In a basic low documentation loan known as a stated income loan, the borrower provides information about her income and the bank determines whether to offer the loan on the basis of the loan-to-value ratio, the amount the borrower needs as opposed to the value of the property. The bank can also look up the borrower's credit score to determine risk. Another variant, the no-ratio loan, allows borrowers with substantial personal assets to take out loans without providing personal information.
The low documentation loan may be an option for borrowers who want privacy. Some borrowers may have concerns about disclosing financial information, especially if they are engaging in activities like tax evasion and do not want to alert tax authorities to their true income. Other borrowers may seek a low documentation loan to push through the mortgage process and close a loan quickly. Since the bank has less paperwork to review, it can determine whether it wants to grant the loan faster.
This is a form of alternative financing. Borrowers need to consider a low documentation loan carefully, as the high interest rate may be a significant disadvantage. Taking some extra time to collect paperwork may make the loan process more sluggish, but will result in substantial savings over the long term, as more documentation usually means a lower interest rate. If the borrower plans to refinance to access lower interest, it can be advisable to talk about refinancing options with a broker to determine whether another lender will be willing to refinance the loan.

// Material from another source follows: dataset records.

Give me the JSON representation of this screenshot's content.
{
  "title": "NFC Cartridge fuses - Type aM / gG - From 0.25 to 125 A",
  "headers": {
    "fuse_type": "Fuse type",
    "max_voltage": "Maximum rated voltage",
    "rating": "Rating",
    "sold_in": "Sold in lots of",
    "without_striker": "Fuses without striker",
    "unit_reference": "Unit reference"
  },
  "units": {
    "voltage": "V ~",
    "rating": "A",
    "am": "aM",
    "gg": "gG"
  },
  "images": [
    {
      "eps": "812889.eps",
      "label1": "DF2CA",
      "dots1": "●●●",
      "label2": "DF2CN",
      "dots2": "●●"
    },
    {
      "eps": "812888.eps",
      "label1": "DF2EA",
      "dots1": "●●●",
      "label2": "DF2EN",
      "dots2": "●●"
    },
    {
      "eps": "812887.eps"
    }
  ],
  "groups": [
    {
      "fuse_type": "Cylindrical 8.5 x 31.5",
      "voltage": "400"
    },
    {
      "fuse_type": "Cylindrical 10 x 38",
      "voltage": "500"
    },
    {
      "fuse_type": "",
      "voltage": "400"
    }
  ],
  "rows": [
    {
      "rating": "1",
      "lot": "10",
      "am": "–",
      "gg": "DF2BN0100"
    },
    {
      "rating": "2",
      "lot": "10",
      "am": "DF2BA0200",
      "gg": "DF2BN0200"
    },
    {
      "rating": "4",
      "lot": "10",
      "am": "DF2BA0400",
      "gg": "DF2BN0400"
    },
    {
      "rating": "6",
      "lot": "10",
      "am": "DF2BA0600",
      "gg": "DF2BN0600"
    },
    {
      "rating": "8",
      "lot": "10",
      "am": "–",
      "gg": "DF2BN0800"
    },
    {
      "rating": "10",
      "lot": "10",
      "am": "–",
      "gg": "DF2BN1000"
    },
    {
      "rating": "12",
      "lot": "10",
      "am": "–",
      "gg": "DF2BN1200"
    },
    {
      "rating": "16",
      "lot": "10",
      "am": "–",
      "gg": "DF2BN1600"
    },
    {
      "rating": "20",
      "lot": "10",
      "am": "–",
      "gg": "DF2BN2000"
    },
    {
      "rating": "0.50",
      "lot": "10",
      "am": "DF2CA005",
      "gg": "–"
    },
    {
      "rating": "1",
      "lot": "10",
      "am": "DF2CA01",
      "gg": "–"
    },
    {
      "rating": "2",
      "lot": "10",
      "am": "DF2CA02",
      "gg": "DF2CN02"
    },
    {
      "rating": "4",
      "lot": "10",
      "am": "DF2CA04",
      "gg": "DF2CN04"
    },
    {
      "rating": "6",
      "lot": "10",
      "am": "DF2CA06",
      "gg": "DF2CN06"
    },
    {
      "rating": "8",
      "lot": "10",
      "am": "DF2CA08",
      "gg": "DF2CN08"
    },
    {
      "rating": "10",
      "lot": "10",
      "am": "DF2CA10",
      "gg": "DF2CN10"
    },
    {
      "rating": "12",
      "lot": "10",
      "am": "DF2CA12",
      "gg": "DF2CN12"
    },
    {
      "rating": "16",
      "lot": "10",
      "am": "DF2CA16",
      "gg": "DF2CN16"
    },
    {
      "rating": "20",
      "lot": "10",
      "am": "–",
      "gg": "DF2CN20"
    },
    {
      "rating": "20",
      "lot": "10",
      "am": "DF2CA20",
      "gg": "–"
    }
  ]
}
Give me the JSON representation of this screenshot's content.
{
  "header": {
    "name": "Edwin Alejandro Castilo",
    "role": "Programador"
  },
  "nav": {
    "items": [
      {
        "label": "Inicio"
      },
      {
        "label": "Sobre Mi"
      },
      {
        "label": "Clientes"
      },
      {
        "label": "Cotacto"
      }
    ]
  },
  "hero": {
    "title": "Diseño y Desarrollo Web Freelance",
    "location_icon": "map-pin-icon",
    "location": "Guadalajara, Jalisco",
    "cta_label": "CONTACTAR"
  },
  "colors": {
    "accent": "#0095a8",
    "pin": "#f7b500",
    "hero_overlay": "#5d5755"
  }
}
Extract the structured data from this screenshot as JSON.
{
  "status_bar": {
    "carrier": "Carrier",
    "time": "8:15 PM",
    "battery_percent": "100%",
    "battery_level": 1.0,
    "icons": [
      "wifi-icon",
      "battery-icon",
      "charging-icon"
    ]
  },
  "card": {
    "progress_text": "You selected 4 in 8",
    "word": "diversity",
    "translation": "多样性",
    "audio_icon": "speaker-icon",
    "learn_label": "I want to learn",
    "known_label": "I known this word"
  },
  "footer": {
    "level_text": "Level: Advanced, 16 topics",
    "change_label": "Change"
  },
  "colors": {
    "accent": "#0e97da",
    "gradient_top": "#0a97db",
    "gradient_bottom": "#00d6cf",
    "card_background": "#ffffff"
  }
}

Some of the alternative names for this type of loan reference its poor reputation in the financial community; these loans are also sometimes known as “liar loans” because borrowers can state any amount they want for their income, for example. In the financial crisis of 2008 in the United States, these loans were fingered as one of the culprits behind the collapse of the mortgage industry, as many lenders issued them to high risk borrowers and paid the price when those home buyers defaulted.